I want to present an example of the application of this theory of Eurocentrism to the TV series, “My Big Fat Gypsy Wedding” which is screened on Thursdays, on TV1 at 8.30pm. Additionally there is the contributing factor of miscegenation addressed as the couple getting married are not from the same culture.

Eurocentrism is the notion of placing Europe as the central model for the “values, beliefs, cultures and judgements as ‘normal, natural and ideal” (Sue Abel).

“My Big Fat Gypsy Wedding” documents the culture of a minority ‘Other’ group in the UK who call themselves ‘Travellers’ but are also labelled as a more negative term: ‘Gypsies’ which connotes ideas of shiftiness, criminal activity and the exotic. The title itself references the film, “My Big Fat Greek Wedding” which parodies the Greek culture.

The scene which I have chosen to use as evidence of Eurocentrism was in the programme screened on Thursday 4 August.
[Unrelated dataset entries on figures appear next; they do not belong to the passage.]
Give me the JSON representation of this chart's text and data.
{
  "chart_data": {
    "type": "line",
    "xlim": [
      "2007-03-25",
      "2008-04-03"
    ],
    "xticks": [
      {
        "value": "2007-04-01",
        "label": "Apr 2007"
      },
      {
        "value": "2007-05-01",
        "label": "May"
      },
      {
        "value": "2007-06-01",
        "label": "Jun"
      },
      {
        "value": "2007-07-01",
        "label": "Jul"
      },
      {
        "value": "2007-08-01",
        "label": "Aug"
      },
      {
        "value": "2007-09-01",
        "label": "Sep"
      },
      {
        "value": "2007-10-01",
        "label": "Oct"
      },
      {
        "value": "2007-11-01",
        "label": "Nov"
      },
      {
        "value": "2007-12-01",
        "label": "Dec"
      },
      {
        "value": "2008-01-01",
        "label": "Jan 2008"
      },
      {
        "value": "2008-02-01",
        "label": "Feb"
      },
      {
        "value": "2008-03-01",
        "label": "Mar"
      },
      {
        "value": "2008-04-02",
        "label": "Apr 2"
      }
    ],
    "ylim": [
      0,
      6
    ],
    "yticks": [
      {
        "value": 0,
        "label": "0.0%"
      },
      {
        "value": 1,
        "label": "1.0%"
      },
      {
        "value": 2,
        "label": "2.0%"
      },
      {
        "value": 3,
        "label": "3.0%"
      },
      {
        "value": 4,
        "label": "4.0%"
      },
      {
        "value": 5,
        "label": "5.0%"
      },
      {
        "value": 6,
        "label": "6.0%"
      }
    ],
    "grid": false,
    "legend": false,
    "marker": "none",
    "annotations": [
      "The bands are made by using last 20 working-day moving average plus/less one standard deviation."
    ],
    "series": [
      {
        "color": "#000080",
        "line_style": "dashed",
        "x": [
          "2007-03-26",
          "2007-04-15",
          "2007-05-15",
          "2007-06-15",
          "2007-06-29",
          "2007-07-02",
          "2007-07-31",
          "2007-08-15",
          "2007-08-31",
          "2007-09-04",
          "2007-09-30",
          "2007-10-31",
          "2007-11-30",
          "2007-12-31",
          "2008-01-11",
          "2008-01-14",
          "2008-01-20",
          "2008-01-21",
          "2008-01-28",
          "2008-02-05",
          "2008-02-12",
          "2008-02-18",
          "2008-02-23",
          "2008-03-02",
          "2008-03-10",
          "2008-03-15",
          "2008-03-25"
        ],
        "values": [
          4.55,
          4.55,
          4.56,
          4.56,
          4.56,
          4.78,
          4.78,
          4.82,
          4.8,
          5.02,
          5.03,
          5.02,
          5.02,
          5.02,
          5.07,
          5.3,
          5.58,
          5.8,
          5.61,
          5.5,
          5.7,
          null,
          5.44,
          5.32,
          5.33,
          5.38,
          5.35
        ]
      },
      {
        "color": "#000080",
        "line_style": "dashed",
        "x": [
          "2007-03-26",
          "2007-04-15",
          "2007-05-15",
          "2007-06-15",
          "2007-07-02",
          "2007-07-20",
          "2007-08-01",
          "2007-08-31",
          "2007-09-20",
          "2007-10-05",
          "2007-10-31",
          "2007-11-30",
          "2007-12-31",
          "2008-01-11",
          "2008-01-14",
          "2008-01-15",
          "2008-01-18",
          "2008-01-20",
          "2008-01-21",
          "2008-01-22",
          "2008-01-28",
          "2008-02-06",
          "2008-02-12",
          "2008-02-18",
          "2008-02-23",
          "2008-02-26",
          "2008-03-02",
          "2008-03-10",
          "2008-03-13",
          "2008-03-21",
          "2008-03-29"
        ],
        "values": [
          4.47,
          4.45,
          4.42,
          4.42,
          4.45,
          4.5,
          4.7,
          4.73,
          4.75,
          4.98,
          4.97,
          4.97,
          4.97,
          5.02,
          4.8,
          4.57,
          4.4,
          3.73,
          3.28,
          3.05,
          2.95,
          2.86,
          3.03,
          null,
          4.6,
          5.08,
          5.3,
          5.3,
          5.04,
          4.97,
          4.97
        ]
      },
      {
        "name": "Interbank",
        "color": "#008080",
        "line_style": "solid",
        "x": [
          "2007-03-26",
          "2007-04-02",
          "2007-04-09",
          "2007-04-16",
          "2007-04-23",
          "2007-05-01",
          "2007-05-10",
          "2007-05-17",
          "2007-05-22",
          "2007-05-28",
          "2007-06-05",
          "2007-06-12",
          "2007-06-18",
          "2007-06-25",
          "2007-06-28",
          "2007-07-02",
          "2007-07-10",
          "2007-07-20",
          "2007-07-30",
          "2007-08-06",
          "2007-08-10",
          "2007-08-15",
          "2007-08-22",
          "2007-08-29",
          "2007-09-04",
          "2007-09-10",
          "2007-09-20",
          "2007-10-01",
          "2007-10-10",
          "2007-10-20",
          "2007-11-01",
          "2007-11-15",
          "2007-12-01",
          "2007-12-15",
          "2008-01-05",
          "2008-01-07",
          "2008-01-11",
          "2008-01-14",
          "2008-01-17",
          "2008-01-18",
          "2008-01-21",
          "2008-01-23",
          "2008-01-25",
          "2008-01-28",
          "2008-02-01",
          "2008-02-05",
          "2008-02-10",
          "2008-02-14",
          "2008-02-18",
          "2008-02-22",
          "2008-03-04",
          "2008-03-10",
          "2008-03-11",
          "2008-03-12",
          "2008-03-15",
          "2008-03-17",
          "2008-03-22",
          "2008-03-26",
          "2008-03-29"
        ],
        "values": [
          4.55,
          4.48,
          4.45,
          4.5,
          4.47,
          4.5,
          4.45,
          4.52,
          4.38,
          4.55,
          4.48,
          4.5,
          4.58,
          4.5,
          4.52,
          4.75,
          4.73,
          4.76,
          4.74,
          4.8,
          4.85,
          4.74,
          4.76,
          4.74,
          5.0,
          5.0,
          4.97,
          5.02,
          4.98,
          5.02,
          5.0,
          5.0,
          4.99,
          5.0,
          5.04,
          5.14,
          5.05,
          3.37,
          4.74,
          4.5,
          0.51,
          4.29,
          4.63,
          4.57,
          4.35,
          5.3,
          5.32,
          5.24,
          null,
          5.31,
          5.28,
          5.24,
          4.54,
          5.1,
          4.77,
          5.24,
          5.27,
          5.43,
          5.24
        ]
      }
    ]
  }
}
The documentary maker accompanied an engaged couple on their pursuit to purchase a caravan as their future marital home. As mentioned, the couple were not from the same culture; the young man was a Traveller but the young woman was white and British/European. The young woman was choosing to cross cultures and embrace the Traveller culture. The documentary maker comments to the young woman (he is off camera as he contributes his Eurocentric opinion) of challenging the young woman by stating that a caravan wasn’t a home. She responded to this by saying that a home is where you live so why couldn’t a caravan be a home? Allowing this exchange to be part of the programme represents not only the bias of the documentary maker (despite his efforts - albeit constructed and contrived - to portray a fly on the wall documentary of the culture of Travellers) but also it enforces Eurocentrism by projecting onto her the ‘normal’ conventions of ‘normal’ European people who live in one place and in a house not a caravan. This indicates the convention that caravans for Europeans are mobile holiday homes not permanent dwellings.

A further example of Eurocentrism was the use of a posh female narrator which reinforces the differences between the perceived highest type of white British culture and the perceived lowest type of culture that the Travellers are being represented as.
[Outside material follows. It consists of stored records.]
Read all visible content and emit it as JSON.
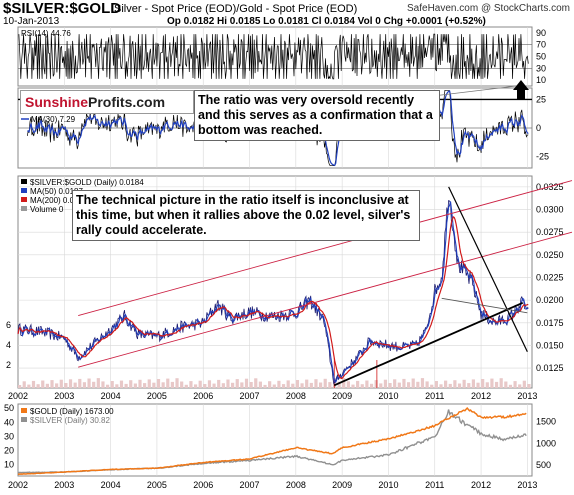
{
  "header": {
    "symbol": "$SILVER:$GOLD",
    "description": "Silver - Spot Price (EOD)/Gold - Spot Price (EOD)",
    "source": "SafeHaven.com",
    "copyright": "@ StockCharts.com",
    "date": "10-Jan-2013",
    "quote": "Op 0.0182  Hi 0.0185  Lo 0.0181  Cl 0.0184  Vol 0  Chg +0.0001 (+0.52%)",
    "quote_arrow": "▲"
  },
  "brand": {
    "part1": "Sunshine",
    "part2": "Profits.com"
  },
  "annotations": {
    "rsi_note": "The ratio was very oversold recently and this serves as a confirmation that a bottom was reached.",
    "ratio_note": "The technical picture in the ratio itself is inconclusive at this time, but when it rallies above the 0.02 level, silver's rally could accelerate."
  },
  "colors": {
    "price_line": "#1a1a6e",
    "ma50": "#1f3fbf",
    "ma200": "#d11a1a",
    "channel": "#cc2244",
    "trendline": "#000000",
    "gold": "#f07818",
    "silver": "#909090",
    "volume": "#e8c8c8",
    "grid": "#d8d8d8"
  },
  "chart_data": [
    {
      "panel": "rsi",
      "type": "line",
      "series": [
        {
          "name": "RSI(14) 44.76"
        }
      ],
      "yticks": [
        "90",
        "70",
        "50",
        "30",
        "10"
      ],
      "ylim": [
        0,
        100
      ],
      "reference_lines": [
        70,
        30
      ]
    },
    {
      "panel": "macd",
      "type": "line",
      "series": [
        {
          "name": "",
          "values": []
        },
        {
          "name": "MA(30) 7.29",
          "values": []
        }
      ],
      "yticks": [
        "25",
        "0",
        "-25"
      ],
      "ylim": [
        -35,
        35
      ],
      "reference_lines": [
        25,
        0
      ]
    },
    {
      "panel": "ratio",
      "type": "line",
      "series": [
        {
          "name": "$SILVER:$GOLD (Daily) 0.0184"
        },
        {
          "name": "MA(50) 0.0187"
        },
        {
          "name": "MA(200) 0.0189"
        },
        {
          "name": "Volume 0"
        }
      ],
      "yticks": [
        "0.0325",
        "0.0300",
        "0.0275",
        "0.0250",
        "0.0225",
        "0.0200",
        "0.0175",
        "0.0150",
        "0.0125"
      ],
      "y_left_ticks": [
        "6",
        "4",
        "2"
      ],
      "x": [
        2002,
        2002.5,
        2003,
        2003.3,
        2003.6,
        2004,
        2004.3,
        2004.6,
        2005,
        2005.5,
        2006,
        2006.3,
        2006.6,
        2007,
        2007.5,
        2008,
        2008.3,
        2008.6,
        2008.83,
        2009,
        2009.3,
        2009.6,
        2010,
        2010.3,
        2010.6,
        2010.8,
        2011,
        2011.15,
        2011.3,
        2011.5,
        2011.8,
        2012,
        2012.3,
        2012.6,
        2012.9,
        2013.03
      ],
      "values": [
        0.0168,
        0.0165,
        0.0158,
        0.0137,
        0.015,
        0.0168,
        0.0182,
        0.0162,
        0.016,
        0.017,
        0.0175,
        0.0195,
        0.018,
        0.0187,
        0.0182,
        0.0186,
        0.02,
        0.0178,
        0.0108,
        0.012,
        0.0135,
        0.0155,
        0.015,
        0.0148,
        0.015,
        0.0165,
        0.021,
        0.0225,
        0.032,
        0.024,
        0.022,
        0.0185,
        0.0175,
        0.018,
        0.0198,
        0.0184
      ],
      "ylim": [
        0.0103,
        0.0337
      ],
      "xlim": [
        2002,
        2013.1
      ]
    },
    {
      "panel": "gold_silver",
      "type": "line",
      "series": [
        {
          "name": "$GOLD (Daily) 1673.00",
          "x": [
            2002,
            2003,
            2004,
            2005,
            2006,
            2007,
            2008,
            2008.8,
            2009,
            2010,
            2011,
            2011.7,
            2012,
            2012.5,
            2013
          ],
          "values": [
            290,
            340,
            400,
            430,
            560,
            640,
            900,
            760,
            900,
            1100,
            1400,
            1800,
            1600,
            1600,
            1673
          ]
        },
        {
          "name": "$SILVER (Daily) 30.82",
          "x": [
            2002,
            2003,
            2004,
            2005,
            2006,
            2007,
            2008,
            2008.8,
            2009,
            2010,
            2011,
            2011.3,
            2011.7,
            2012,
            2012.5,
            2013
          ],
          "values": [
            4.5,
            4.8,
            6.5,
            7.5,
            11,
            13,
            16,
            10,
            13,
            17,
            30,
            48,
            38,
            32,
            28,
            30.82
          ]
        }
      ],
      "y_right_ticks": [
        "1500",
        "1000",
        "500"
      ],
      "y_left_ticks": [
        "50",
        "40",
        "30",
        "20",
        "10"
      ],
      "xlabels": [
        "2002",
        "2003",
        "2004",
        "2005",
        "2006",
        "2007",
        "2008",
        "2009",
        "2010",
        "2011",
        "2012",
        "2013"
      ]
    }
  ]
}
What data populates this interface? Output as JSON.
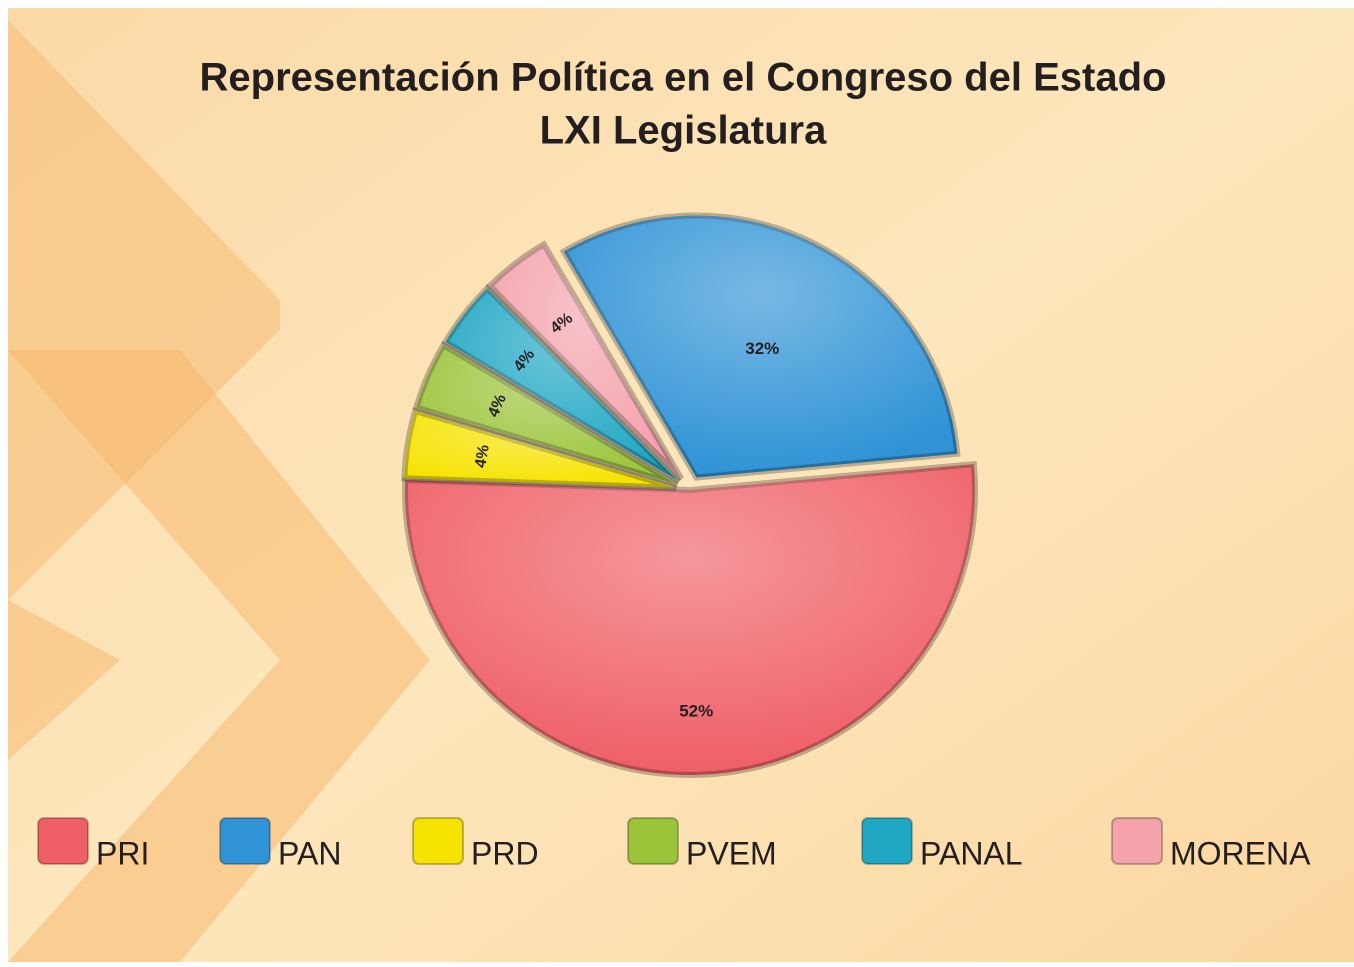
{
  "chart_data": {
    "type": "pie",
    "title": "Representación Política en el Congreso del Estado",
    "subtitle": "LXI Legislatura",
    "categories": [
      "PRI",
      "PAN",
      "PRD",
      "PVEM",
      "PANAL",
      "MORENA"
    ],
    "values": [
      52,
      32,
      4,
      4,
      4,
      4
    ],
    "value_labels": [
      "52%",
      "32%",
      "4%",
      "4%",
      "4%",
      "4%"
    ],
    "colors": [
      "#ef5f66",
      "#2f93d6",
      "#f6e300",
      "#9cc43a",
      "#1fa7c4",
      "#f4a2ac"
    ],
    "legend": "bottom"
  }
}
This programme is not a case of ‘new racism’ but racism of the ‘old’ unmitigated type.

2 Comments:

At August 8, 2011 at 10:18 PM , Blogger Samah said...

I just wanted to note one thing... I haven't seen the episode where the documentary maker makes those comments about the caravan, so I don't know the context, but from what I can see it doesn't necessarily show that he's professing a Eurocentric opinion. It seems like he's simply stating his opinion--that is, that a caravan is not a home. That would only be Eurocentric if the only people who lived in houses, and in one place, were the Europeans. Of course that is not true, and people in many other cultures also live in houses (and not in caravans). Therefore, by assuming the universal 'home' is the stationary house, he is not being racist, as this idea of housing is not unique to Europe. Just a thought :)

 
At August 10, 2011 at 10:32 PM , Blogger joanna said...
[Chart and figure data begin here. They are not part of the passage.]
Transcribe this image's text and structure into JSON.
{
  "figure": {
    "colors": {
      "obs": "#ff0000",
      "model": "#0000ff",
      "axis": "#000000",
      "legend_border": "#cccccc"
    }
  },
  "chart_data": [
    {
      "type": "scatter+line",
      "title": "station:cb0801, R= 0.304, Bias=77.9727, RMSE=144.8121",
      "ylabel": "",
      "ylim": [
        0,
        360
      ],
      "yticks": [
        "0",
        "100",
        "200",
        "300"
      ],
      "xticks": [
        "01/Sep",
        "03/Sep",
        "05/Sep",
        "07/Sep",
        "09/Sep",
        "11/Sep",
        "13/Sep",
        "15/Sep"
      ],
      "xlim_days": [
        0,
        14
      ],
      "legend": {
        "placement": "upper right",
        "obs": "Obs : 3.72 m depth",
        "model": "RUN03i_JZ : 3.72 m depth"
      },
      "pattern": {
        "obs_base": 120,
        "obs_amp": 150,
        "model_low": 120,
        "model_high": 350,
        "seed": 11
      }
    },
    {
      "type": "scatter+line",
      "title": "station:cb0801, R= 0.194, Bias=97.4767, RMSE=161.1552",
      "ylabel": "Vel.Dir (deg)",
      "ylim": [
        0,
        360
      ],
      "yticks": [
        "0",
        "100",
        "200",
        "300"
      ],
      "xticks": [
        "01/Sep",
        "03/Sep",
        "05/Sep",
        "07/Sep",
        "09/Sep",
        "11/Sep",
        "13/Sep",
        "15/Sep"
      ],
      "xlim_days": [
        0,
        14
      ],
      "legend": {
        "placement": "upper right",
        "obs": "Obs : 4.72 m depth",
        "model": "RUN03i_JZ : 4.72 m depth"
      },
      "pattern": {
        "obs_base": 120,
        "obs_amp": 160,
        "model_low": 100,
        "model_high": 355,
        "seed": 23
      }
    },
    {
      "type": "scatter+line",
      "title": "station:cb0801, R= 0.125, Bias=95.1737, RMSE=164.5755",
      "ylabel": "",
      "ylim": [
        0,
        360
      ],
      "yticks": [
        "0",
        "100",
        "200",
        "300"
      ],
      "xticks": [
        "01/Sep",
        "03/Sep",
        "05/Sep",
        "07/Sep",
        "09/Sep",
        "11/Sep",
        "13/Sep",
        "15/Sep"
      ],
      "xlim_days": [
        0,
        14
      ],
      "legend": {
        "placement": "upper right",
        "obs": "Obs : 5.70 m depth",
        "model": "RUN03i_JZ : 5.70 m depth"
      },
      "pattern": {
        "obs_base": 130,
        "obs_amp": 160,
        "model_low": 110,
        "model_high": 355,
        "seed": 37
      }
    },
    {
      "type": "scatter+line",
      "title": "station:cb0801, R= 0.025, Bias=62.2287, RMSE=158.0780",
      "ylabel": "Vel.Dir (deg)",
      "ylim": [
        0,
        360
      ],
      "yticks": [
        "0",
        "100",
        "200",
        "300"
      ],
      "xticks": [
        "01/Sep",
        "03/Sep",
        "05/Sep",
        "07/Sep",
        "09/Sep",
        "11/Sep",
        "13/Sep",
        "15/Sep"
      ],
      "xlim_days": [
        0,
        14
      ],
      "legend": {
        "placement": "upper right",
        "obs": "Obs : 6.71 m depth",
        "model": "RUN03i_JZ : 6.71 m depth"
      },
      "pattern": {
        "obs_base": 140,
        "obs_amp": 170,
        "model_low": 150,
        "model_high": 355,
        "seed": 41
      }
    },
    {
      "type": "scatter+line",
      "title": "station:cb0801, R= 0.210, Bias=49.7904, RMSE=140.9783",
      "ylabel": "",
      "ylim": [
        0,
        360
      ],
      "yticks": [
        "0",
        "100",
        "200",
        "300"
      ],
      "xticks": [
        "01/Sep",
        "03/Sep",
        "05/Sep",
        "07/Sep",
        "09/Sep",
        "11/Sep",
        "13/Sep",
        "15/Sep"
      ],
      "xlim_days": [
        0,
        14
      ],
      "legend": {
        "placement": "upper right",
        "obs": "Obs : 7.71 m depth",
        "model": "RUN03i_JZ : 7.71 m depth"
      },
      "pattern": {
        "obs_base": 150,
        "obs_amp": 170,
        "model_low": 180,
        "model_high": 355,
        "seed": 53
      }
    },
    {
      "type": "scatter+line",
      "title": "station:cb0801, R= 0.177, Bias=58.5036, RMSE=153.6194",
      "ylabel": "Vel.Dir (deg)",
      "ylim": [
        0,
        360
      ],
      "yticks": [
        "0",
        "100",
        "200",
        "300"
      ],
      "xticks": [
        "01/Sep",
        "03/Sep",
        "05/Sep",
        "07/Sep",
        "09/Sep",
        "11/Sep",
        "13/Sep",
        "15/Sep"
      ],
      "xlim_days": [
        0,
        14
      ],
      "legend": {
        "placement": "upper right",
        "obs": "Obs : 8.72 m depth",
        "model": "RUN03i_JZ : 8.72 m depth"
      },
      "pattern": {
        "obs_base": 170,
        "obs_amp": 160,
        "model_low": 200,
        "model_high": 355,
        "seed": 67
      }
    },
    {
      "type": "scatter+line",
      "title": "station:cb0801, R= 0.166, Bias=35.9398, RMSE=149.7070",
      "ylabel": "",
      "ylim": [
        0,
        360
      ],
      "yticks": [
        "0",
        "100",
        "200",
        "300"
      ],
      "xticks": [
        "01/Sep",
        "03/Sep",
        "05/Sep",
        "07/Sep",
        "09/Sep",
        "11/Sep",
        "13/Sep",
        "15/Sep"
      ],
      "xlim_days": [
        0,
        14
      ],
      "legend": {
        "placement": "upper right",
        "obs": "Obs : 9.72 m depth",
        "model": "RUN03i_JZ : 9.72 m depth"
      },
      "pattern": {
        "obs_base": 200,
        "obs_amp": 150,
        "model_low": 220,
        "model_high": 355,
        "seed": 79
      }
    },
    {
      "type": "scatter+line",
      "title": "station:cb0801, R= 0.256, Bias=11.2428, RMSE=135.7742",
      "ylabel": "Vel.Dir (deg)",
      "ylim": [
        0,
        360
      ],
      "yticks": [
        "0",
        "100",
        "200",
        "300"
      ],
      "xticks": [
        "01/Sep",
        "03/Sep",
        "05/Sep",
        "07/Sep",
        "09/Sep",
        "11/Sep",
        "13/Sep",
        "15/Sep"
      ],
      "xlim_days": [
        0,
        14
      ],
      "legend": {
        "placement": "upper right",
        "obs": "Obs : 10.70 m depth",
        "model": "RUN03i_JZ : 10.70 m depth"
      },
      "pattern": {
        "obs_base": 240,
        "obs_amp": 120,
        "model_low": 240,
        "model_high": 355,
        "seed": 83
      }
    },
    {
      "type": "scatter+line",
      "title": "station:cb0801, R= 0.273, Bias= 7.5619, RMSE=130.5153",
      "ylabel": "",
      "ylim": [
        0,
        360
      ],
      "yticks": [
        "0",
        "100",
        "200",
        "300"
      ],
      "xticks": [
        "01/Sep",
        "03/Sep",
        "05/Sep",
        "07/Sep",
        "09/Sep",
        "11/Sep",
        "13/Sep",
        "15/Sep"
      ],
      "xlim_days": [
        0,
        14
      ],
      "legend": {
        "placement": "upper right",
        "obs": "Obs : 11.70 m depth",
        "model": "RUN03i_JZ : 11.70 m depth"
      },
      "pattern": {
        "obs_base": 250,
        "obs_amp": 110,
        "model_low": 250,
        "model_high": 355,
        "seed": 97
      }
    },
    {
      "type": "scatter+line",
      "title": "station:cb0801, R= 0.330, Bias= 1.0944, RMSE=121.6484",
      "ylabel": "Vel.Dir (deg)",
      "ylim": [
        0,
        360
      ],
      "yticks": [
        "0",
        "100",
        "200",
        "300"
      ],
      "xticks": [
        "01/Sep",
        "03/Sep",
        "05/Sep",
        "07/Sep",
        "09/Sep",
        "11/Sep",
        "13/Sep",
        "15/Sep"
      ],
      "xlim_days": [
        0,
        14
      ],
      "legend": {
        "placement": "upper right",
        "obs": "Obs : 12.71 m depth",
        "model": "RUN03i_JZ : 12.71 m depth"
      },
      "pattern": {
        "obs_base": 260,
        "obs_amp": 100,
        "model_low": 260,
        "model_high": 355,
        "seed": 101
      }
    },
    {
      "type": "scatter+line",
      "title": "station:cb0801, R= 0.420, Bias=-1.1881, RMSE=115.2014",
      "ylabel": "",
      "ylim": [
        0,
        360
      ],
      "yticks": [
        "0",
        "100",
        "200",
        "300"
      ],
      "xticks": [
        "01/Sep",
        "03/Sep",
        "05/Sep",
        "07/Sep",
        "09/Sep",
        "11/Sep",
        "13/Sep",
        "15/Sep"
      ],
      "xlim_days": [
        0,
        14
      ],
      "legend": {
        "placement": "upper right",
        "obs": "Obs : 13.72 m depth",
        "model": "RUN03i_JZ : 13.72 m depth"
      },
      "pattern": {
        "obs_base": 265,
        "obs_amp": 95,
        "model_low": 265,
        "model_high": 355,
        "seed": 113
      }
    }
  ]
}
thanks for your comment, i think that's a valid thing to say. Perhaps it would have been better if i had just linked it to simply covert racism based on the way he was delivering his opinion which was in a snide and judgmental way. At the same time though, i do think that although living in a house is not just a solely eurocentric concept, it is a concept that rings true for me as one nonetheless -particularly when said the way it was said and by whom it was said and compared to the Travelers in the show.